Doubt in deducing probability distribution from given data

28 Views Asked by At

I am solving some questions from MIT OCW introduction to probability and statistics (spring 2014) :- https://ocw.mit.edu/courses/mathematics/18-05-introduction-to-probability-and-statistics-spring-2014/exams/MIT18_05S14_Prac_Exam2.pdf

On page-3 question-14(a), there's this question:-

Question-14) Peter and Jerry disagree over whether 18.05 students prefer Bayesian or frequentist statistics. They decide to pick a random sample of 10 students from the class and get Shelby to ask each student which they prefer. They agree to start with a prior f(θ) ∼ beta(2, 2), where θ is the percent that prefer Bayesian.

Let $x_1$ be the number of people in the sample who prefer Bayesian statistics. What is the pmf of $x_1$?

I have two arguments to deduce the pmf of $x_1$ :-

$\bf Argument-1 $

Let Bin(n,p) denote binomial distribution with number of experiments=n and probability of success in each event=p.

There are 10 students in class. We ask each student whether they are frequentist or bayesian. Let being bayesian be success. Then Each event can result in either success or failure. So each event is bernoulli distribution.
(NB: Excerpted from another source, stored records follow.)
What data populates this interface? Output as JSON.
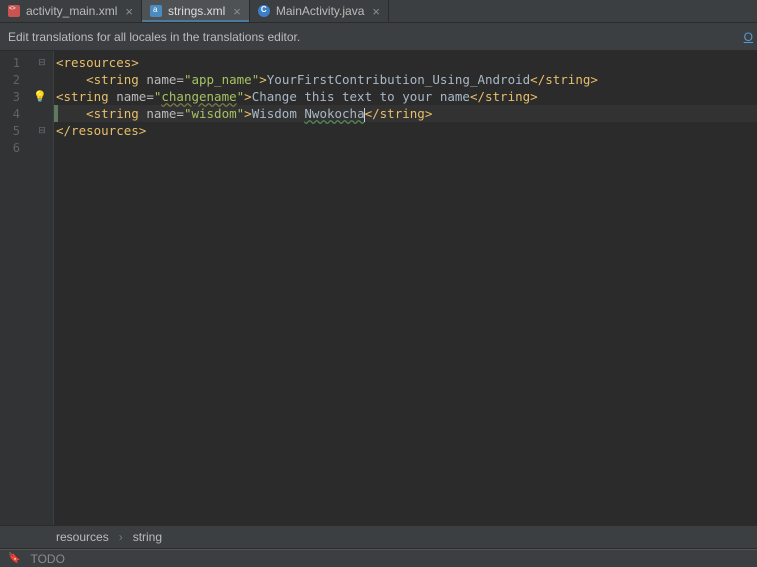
{
  "tabs": [
    {
      "label": "activity_main.xml"
    },
    {
      "label": "strings.xml"
    },
    {
      "label": "MainActivity.java"
    }
  ],
  "hint": {
    "text": "Edit translations for all locales in the translations editor.",
    "right": "O"
  },
  "lines": [
    {
      "no": "1",
      "fold": "⊟"
    },
    {
      "no": "2",
      "fold": ""
    },
    {
      "no": "3",
      "fold": "",
      "bulb": true
    },
    {
      "no": "4",
      "fold": ""
    },
    {
      "no": "5",
      "fold": "⊟"
    },
    {
      "no": "6",
      "fold": ""
    }
  ],
  "code": {
    "l1": {
      "open": "<resources",
      "close": ">"
    },
    "l2": {
      "indent": "    ",
      "string_open": "<string",
      "name_attr": " name=",
      "q1": "\"",
      "name_val": "app_name",
      "q2": "\"",
      "gt": ">",
      "text": "YourFirstContribution_Using_Android",
      "close": "</string",
      "gt2": ">"
    },
    "l3": {
      "indent": "",
      "string_open": "<string",
      "name_attr": " name=",
      "q1": "\"",
      "name_val": "changename",
      "q2": "\"",
      "gt": ">",
      "text": "Change this text to your name",
      "close": "</string",
      "gt2": ">"
    },
    "l4": {
      "indent": "    ",
      "string_open": "<string",
      "name_attr": " name=",
      "q1": "\"",
      "name_val": "wisdom",
      "q2": "\"",
      "gt": ">",
      "text_a": "Wisdom ",
      "text_b": "Nwokocha",
      "close": "</string",
      "gt2": ">"
    },
    "l5": {
      "close": "</resources",
      "gt": ">"
    }
  },
  "breadcrumb": {
    "a": "resources",
    "b": "string"
  },
  "status": {
    "todo": "TODO"
  }
}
Hence $x_1$ follows binomial distribution with n=10. p is sampled from prior beta(2,2), hence distribution of p is beta(2,2)~f($\theta$).

So, $x_1$ ~ Bin(10,$\theta$).

$\bf Argument-2$

Given that $\theta$ is "percent that prefers bayesian". So, $\frac{x_1 * 100}{10} = \theta$. So, $x_1=\frac{\theta}{10}$. $$Since, f(\theta)=Beta(2,2)=\frac{\Gamma(2+2)}{\Gamma(2)\Gamma(2)} \theta ^{2-1} (1-\theta)^{2-1}$$

Replacing $\theta$ with $\theta/10$, we get $$f(\theta/10)=\frac{\Gamma(2+2)}{\Gamma(2)\Gamma(2)} (\theta/10) ^{2-1} (1-\theta/10)^{2-1}$$.

Since, $theta/10$ is $x_1$, hence $x_1$ ~ Beta(2,2) $$ $$

Please tell me which argument is correct.

1

There are 1 best solutions below

0
On

You immediately exclude Argument 2 as plausible because $x_1$, being the number of students in the sample of $10$, must be an integer in the set $\{0, 1, \ldots, 10\}$. That you could even say $x_1 \sim \operatorname{Beta}$ is a completely obvious mistake that no one should ever make. I did not even read any part of that argument except the conclusion and without even looking at your math, I am certain it is wrong.

Never forget that probability distributions that model some random process must be consistent with the outcomes that can be observed from that process.

Now that we have cleared up this misunderstanding, it is worth considering your Argument 1 in more detail.

First, the conditional distribution of $x_1$ given $\theta$ is obviously binomial; specifically, $$x_1 \mid \theta \sim \operatorname{Binomial}(n = 10, p = \theta).$$ But that is not what the question asked for; consequently, what you wrote is incomplete. The question, as I understand it, is asking for the marginal or unconditional distribution of $x_1$, namely

$$\Pr[x_1 = x] = \int_{\theta = 0}^1 \Pr[x_1 = x \mid p = \theta]f(\theta) \, d\theta,$$ where $\theta \sim \operatorname{Beta}(2,2)$. This is simply $$\Pr[x_1 = x] = \int_{\theta = 0}^1 \binom{10}{x} \theta^x (1-\theta)^{10-x} \frac{\Gamma(4)}{\Gamma(2)^2} \theta (1-\theta) \, d\theta.$$ Complete the integration and this gives you the PMF of $x_1$. Notice that the integral is with respect to $\theta$ and the result is a function on the support of $x_1 \in \{0, 1, \ldots, 10\}$.